I understand Rand perfectly well, Justice Kennedy.
But the question here is not a Rand case.
It's what counts as the police?
And that's the only question we are asking you to answer here, is what counts as the police?
Everyone who works for the police department.
When they make an negligent error, that's enough.
Now, let me turn for just a moment to the question of the bloated records and their incentives.
Justice Scalia: That's your bottom line position, it has to be a negligent error?
Ms Karlan: In this case, yes.
Yes.
I'm perfectly happy--
Justice Scalia: What is the position you're arguing for?
Ms Karlan: --We are arguing for negligent--
Justice Scalia: You want to adopt a rule that's only when it's a negligent error?
Ms Karlan: --We are arguing for that rule but wanted you to understand that there is a tradeoff as you identified earlier.
Our rule is, I think, a clean, narrow rule.
It may require, as Justice Alito has pointed out, slightly more detailed hearings.
Let me turn now to this question of the incentives, which is the incentives of departments, as illustrated in this case, are to leave the question of maintaining records to the end of the line in spending their resources, because they are not going to have to serve these warrants.

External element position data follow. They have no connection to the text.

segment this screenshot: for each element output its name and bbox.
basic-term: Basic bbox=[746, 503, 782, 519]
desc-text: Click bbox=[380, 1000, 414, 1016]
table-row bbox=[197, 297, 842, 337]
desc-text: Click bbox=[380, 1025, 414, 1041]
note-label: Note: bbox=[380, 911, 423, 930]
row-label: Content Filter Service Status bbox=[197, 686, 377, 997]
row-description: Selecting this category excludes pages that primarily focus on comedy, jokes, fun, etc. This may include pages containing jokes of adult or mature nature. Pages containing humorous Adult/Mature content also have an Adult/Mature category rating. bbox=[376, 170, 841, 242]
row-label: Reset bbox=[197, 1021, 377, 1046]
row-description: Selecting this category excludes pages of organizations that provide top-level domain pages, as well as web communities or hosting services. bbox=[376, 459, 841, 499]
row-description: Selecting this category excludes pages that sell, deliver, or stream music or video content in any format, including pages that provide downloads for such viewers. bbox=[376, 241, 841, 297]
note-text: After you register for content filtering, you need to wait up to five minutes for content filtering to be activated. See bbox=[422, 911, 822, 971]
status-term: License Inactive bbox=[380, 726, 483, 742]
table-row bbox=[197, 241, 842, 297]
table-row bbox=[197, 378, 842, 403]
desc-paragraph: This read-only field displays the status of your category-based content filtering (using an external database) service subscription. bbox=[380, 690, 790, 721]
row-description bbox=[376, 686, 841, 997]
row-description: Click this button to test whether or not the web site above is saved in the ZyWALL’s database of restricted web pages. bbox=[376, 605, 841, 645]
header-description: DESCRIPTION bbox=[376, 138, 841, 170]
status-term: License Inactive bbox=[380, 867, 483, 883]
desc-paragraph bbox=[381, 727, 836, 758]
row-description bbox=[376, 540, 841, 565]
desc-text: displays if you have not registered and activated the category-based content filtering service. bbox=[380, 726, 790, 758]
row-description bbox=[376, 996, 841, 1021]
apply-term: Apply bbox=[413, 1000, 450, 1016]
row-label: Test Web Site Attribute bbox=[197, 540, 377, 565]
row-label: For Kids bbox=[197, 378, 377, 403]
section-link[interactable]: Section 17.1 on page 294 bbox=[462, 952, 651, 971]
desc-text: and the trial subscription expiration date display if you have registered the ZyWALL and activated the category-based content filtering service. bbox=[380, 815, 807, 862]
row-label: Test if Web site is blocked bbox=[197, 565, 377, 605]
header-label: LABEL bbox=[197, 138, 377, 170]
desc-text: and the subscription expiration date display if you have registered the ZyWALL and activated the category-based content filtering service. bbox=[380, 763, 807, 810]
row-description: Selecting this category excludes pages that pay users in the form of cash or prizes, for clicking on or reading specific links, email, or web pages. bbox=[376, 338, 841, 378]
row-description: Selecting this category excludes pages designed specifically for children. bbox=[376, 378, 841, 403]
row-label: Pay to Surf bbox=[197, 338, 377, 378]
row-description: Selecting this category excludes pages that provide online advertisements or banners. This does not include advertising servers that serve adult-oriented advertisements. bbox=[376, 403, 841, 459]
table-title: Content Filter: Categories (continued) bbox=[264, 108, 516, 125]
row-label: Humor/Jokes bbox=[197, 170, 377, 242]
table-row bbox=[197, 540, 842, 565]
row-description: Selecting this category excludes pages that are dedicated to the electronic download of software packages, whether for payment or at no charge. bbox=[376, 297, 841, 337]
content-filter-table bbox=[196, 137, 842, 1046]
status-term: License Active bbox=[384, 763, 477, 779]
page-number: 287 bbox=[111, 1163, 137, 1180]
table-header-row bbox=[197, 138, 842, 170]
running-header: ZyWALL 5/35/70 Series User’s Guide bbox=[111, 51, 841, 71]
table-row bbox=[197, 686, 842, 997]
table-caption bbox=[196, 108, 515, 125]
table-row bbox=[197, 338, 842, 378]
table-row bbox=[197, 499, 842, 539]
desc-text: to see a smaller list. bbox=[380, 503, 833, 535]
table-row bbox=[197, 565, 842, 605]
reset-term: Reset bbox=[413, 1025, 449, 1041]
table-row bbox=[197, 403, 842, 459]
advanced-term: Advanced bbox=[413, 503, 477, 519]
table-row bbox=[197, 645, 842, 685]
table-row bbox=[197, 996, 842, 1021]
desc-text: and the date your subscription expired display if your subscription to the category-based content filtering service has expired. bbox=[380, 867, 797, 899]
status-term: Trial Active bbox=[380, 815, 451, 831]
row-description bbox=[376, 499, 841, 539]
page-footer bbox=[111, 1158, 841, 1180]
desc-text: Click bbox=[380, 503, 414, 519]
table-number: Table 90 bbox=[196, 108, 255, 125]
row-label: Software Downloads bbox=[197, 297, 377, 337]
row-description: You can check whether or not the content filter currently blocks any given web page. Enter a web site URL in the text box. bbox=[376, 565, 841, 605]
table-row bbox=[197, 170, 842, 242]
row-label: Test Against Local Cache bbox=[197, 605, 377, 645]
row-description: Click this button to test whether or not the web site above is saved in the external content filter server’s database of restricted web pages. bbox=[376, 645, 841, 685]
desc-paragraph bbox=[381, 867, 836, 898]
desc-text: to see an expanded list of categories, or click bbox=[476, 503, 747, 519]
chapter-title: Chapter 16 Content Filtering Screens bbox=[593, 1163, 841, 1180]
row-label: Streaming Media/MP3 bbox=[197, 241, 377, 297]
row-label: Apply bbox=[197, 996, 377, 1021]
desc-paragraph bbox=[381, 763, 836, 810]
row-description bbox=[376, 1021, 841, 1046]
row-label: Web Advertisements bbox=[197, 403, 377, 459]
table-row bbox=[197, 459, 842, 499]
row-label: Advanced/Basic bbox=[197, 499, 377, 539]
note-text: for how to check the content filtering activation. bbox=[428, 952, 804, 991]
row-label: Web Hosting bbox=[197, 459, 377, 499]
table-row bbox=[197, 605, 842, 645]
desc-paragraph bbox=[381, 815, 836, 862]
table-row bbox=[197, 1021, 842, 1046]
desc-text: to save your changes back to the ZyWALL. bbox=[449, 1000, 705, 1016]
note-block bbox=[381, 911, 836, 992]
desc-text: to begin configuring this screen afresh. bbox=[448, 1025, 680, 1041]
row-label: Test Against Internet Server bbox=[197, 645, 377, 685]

These warrants serve as an opportunity to stop and arrest someone they otherwise wouldn't be able to stop and arrest here, because they like probable cause.

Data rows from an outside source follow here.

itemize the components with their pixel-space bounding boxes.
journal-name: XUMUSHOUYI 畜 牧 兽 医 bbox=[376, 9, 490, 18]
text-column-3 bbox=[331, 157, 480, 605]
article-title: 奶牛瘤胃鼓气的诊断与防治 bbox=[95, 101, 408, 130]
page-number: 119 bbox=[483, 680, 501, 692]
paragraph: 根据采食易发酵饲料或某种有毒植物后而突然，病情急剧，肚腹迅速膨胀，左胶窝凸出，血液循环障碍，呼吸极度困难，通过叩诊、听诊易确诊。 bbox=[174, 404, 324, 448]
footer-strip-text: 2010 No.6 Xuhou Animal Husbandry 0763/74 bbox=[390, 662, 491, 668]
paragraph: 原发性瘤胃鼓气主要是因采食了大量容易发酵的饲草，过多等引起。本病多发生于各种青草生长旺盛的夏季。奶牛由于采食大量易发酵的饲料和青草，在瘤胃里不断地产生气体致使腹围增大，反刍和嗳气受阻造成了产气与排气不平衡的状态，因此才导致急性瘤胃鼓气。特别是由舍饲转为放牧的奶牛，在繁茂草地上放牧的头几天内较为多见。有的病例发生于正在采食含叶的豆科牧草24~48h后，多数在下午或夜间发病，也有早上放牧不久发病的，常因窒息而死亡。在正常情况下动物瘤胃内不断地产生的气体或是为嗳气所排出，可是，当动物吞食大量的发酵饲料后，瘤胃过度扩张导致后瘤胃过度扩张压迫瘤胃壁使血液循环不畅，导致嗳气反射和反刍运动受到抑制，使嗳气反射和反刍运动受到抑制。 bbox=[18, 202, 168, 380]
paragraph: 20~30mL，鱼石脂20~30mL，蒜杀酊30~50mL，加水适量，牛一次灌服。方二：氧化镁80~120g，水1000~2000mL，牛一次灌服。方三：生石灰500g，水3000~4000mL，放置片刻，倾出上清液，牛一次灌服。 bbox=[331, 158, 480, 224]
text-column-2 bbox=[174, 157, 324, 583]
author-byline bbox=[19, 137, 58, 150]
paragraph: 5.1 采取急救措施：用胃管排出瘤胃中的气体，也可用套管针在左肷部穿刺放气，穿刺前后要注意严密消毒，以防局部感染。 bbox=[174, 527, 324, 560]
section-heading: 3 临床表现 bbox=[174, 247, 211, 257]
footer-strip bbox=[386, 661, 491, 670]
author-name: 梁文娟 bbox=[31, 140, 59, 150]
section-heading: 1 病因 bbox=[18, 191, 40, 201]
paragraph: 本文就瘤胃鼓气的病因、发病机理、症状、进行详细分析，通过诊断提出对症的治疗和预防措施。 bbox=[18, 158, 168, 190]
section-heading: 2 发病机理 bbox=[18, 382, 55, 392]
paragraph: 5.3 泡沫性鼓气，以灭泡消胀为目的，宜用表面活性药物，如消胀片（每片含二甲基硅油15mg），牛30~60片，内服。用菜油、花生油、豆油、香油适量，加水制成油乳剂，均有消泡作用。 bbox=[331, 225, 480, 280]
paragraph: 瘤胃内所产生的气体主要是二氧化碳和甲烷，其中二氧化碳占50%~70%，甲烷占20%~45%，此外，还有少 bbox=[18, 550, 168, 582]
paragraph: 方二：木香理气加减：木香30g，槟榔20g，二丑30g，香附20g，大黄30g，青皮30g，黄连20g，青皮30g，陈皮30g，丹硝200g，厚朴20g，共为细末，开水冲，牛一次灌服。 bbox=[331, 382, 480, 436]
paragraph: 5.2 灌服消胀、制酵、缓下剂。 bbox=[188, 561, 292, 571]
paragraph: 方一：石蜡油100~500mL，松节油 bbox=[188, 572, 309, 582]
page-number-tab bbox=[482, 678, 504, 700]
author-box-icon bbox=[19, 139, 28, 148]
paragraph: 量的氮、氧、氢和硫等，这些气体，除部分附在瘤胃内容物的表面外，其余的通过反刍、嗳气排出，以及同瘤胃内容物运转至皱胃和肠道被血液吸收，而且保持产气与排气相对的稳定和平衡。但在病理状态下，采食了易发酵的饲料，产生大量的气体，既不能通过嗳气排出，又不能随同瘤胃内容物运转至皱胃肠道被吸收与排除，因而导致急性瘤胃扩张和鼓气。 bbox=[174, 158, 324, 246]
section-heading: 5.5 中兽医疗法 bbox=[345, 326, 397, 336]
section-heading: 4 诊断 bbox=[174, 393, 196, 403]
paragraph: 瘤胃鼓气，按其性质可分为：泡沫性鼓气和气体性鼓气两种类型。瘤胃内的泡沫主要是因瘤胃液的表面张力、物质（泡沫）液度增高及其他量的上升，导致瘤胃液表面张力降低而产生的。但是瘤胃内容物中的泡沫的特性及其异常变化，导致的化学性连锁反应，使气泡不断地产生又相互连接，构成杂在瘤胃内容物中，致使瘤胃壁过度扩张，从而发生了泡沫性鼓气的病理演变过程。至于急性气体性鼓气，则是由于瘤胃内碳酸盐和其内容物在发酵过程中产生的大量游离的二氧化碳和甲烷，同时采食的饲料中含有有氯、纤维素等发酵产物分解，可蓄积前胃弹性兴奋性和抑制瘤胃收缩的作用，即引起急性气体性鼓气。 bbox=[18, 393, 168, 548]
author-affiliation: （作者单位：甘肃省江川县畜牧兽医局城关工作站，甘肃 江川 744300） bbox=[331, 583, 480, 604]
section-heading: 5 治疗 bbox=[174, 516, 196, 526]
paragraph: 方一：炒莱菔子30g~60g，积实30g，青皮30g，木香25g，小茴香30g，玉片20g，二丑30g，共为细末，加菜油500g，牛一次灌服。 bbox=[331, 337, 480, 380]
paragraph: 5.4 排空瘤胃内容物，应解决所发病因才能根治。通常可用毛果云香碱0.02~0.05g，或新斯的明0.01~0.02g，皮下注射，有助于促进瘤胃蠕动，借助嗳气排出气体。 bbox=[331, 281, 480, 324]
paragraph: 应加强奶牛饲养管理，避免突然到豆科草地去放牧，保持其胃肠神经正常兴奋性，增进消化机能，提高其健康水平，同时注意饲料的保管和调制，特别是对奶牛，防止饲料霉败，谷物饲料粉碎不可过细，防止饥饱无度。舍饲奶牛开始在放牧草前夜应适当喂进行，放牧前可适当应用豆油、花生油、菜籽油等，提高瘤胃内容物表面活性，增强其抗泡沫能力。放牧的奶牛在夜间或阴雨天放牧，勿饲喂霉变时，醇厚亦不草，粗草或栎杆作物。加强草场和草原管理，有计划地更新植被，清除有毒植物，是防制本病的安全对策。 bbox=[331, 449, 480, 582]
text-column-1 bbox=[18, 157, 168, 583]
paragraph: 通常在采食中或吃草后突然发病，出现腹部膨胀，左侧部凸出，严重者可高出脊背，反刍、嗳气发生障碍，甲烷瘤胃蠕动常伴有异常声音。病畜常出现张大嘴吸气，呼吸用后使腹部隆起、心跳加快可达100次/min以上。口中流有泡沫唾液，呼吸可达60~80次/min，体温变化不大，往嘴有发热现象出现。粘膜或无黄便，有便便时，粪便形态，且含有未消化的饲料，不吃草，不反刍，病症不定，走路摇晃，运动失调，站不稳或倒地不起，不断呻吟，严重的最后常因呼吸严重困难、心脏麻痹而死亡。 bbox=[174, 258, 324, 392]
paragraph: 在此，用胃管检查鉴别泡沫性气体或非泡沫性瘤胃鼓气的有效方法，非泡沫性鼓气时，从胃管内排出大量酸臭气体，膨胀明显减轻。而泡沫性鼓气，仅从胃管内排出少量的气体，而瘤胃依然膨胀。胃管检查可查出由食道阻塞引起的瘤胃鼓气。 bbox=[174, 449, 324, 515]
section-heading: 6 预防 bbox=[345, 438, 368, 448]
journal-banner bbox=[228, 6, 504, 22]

All they had to do to cite -- Justice Kennedy, to cite Rand to you is if they wanted to follow him for a while, I'm sure they could have found a motor vehicle violation at some point.
But they didn't even want to do that.
They just wanted to use this warrant--
Chief Justice Roberts: So that's assuming bad faith on the part of the police.
Ms Karlan: --No, it's good faith.
Chief Justice Roberts: They want to arrest him, so they follow him until they find a motor vehicle violation.
Ms Karlan: This Court has said it's absolutely fine and it's not bad faith.
Chief Justice Roberts: But you're suggesting it's bad faith--
Ms Karlan: No, I'm not suggesting that.
Chief Justice Roberts: --because they -- because they don't want to have to worry about getting a warrant that might be wrong?
Ms Karlan: No, no.
That's not what I said, Mr. Chief Justice.
May I please--
Chief Justice Roberts: What was the point of -- well, sure, as long as I'm asking the questions, you can answer.
[Laughter]
What was your point then?
You're saying, well, they want to get this guy and they don't have to go through the warrant or anything else.
They can follow him, find the broken taillight and then they would have gotten that guy.
I thought that was the point you were trying to make?
Ms Karlan: --No.
The point I was -- the point I was trying to make is that there are other techniques here if you haven't as yet inarticulable suspicion that somebody is a bad guy that you can use that to comply with the Constitution.
What you can't do is rely on a warrant that doesn't exist, and then turn around and say police error, but we are entitled to rely on our own error.
Justice Scalia: May I ask one question, Chief.
Chief Justice Roberts: Sure.
Justice Scalia: Your -- your comment seems to assume that these warrants just lie there and the police only use them incidentally.
I have always assumed that when a warrant is out, part of the job of the police is to -- is to arrest the person.
Isn't that the case?
Ms Karlan: Well, there are really two very different kinds of warrants out there, Justice Scalia, as I understand it.
One is warrants the police go and try and find themselves, and then they are trying to serve those aggressively.
But there are a lot of warrants like this one that sat in a file for five months, nobody tried to serve it during the vast majority of that time because a lot of these warrants, as is true in this case, are for failure to answer a calendar call or for not paying a parking fine on time or for not sending in your fine on a motor vehicle.
In the Ott case that we cite it was failure to pay child support.
So those are not the kinds of things where the police are serving the warrants aggressively.
Chief Justice Roberts: Thank you Miss Karlan, the case is submitted.